Godzilla vs. Destoroyah (1995)
Directed by Takao Okawara
Intended to be the final Godzilla movie (but haven’t we heard that before?), “Godzilla vs. Destoroyah” really puts the big guy through the ringer. Right away, we see him attacking Hong Kong. But he looks radically different—bigger, redder, and angrier. Turns out, he’s feverish. Like, ready to hit 1,200 degrees Fahrenheit feverish. Scientists guess that he’s been exposed to more nuclear energy than he can handle, and if it gets worse, he may melt down like a nuclear reactor—and take a chunk of Asia with him. To make matters worse, human-sized crustaceans are appearing from the sea, also angry and powerful. They might have been altered by the oxygen-destroyer that killed Godzilla fifty years ago during the events of the original movie. They keep growing more powerful, and eventually combine to form Destoroyah, a beast more powerful than Godzilla.

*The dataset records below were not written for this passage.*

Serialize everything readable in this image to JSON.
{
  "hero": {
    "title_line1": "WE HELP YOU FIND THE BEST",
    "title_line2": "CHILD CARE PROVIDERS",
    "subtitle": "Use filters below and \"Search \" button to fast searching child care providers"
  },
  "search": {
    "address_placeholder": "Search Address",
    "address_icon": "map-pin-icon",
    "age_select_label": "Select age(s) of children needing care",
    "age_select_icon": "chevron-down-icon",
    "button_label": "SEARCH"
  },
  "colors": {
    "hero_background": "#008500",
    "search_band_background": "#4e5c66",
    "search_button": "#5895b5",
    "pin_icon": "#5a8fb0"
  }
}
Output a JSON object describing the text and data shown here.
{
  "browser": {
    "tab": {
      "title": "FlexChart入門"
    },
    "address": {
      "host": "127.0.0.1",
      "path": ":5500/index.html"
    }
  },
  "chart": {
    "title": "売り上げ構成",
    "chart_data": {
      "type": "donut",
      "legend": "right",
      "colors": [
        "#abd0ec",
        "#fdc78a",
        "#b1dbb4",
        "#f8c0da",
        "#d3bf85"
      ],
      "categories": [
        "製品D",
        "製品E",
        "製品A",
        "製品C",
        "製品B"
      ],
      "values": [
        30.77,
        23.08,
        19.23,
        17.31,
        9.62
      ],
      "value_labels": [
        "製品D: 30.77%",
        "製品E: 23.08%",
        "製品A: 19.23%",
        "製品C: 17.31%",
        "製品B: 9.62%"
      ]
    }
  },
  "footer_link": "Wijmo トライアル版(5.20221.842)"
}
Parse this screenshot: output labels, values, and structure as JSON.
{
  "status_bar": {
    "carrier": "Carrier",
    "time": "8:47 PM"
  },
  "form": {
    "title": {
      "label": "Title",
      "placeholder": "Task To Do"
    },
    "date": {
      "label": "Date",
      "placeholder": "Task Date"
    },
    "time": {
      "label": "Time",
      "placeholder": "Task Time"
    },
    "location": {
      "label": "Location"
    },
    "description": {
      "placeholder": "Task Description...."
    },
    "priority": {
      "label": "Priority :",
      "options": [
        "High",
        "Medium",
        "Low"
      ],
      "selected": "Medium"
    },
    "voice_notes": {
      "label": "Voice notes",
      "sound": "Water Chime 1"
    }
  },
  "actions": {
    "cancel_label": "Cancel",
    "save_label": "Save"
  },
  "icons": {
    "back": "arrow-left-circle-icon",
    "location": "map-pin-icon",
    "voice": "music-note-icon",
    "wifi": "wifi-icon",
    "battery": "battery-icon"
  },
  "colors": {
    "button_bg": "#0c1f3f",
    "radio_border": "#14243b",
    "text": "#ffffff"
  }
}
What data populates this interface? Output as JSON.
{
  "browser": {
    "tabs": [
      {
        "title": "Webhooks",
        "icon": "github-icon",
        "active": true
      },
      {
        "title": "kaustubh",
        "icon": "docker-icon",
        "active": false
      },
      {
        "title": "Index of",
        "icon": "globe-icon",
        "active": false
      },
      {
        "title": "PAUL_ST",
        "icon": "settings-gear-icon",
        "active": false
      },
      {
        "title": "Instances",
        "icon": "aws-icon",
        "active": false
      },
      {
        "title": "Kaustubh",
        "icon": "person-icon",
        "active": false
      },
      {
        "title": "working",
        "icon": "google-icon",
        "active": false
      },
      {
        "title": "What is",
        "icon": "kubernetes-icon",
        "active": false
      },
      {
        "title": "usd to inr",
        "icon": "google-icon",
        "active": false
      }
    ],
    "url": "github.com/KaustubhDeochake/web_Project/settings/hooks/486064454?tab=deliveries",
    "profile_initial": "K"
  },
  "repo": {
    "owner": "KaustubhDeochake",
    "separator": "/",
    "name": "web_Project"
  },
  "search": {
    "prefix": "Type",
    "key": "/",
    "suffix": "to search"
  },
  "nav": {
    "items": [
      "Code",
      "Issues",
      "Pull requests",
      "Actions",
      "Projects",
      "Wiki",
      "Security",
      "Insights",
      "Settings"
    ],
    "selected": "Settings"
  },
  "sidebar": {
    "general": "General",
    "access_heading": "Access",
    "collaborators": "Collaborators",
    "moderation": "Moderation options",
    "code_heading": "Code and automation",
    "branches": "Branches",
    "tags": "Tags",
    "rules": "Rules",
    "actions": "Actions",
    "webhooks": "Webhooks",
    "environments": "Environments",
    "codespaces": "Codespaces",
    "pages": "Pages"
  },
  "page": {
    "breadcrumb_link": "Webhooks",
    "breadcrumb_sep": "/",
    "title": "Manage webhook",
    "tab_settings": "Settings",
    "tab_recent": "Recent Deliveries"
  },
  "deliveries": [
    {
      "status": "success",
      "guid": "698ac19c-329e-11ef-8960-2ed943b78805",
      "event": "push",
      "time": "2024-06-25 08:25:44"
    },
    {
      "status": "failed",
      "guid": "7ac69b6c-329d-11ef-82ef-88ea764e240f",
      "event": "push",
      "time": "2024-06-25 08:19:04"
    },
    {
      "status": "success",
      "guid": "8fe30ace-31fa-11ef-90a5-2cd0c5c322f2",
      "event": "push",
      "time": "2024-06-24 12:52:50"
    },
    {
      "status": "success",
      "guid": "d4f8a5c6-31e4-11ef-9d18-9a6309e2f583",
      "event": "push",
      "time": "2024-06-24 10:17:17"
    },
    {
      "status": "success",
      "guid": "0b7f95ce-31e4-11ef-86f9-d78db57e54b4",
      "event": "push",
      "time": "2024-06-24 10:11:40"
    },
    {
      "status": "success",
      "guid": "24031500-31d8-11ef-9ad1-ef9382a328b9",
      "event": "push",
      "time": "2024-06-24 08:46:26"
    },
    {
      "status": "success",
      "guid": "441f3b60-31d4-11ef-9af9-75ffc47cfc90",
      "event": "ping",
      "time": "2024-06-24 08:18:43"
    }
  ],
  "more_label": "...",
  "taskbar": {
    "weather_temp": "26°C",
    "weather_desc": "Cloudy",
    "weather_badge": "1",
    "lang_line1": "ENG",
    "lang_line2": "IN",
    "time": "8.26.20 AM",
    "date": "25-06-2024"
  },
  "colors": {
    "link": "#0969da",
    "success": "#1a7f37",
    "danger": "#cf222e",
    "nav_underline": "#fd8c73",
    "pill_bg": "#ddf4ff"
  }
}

The last Heisei-era Godzilla film (even though Japan’s Heisei era didn’t end until 2019), “Godzilla vs. Destoroyah” is also the last Godzilla movie that composer Akira Ifukube ever worked on. Ifukube worked on about a dozen of the Godzilla films directly, but his score was used in almost every single one (and would continue to be after this movie, and even after his death in 2006). His score in “Godzilla vs. Destoroyah” uses many of the pieces from his original score (what is known as “Godzilla’s Theme” probably most of all), but also rounds it out with some new orchestral work. His booming music is a fitting sound to end the Heisei era on…truly, it’s the only music that could have lived up to the moment.
But today, the moment is undercut by the knowledge that Toho would revive the franchise again just a few years later. Perhaps “Godzilla vs. Destoroyah” might have been more emotionally powerful had I thought this was really the end, but I know that it’s not. And with that in mind, the movie doesn’t impress me much. First, the science seems really shoddy…and not in a fun and excusable way. Characters kept saying oversimplified statements about their scientific opinions in ways that are totally unsubstantiated by facts. When they see a glowing hot Godzilla, one is quick to conjecture about the cause…and everybody takes it as the gospel truth without looking into it. What happened to the scientific method? This had never bothered me in past movies, but here, where the plot is more grounded in reality than many of the other Godzilla movies, I was annoyed.
When Destoroyah combines to be the giant beast who will take on Godzilla, he looks pretty awesome. But when he’s just a bunch of murderous little monsters, the character design is less impressive. During the many scenes where they’re shown attacking civilians and soldiers, it’s apparent that they’re puppets being moved around by people. Not on strings, and not with someone inside, but some other way (like a remote control toy car). They’re not convincing at all. Feverish Godzilla, though, might be the coolest one yet. I said that same thing just two movies ago, when I watched “Godzilla vs. Mechagodzilla II,” but I think this suit even tops that one. If only the rest of the movie reached that level of coolness.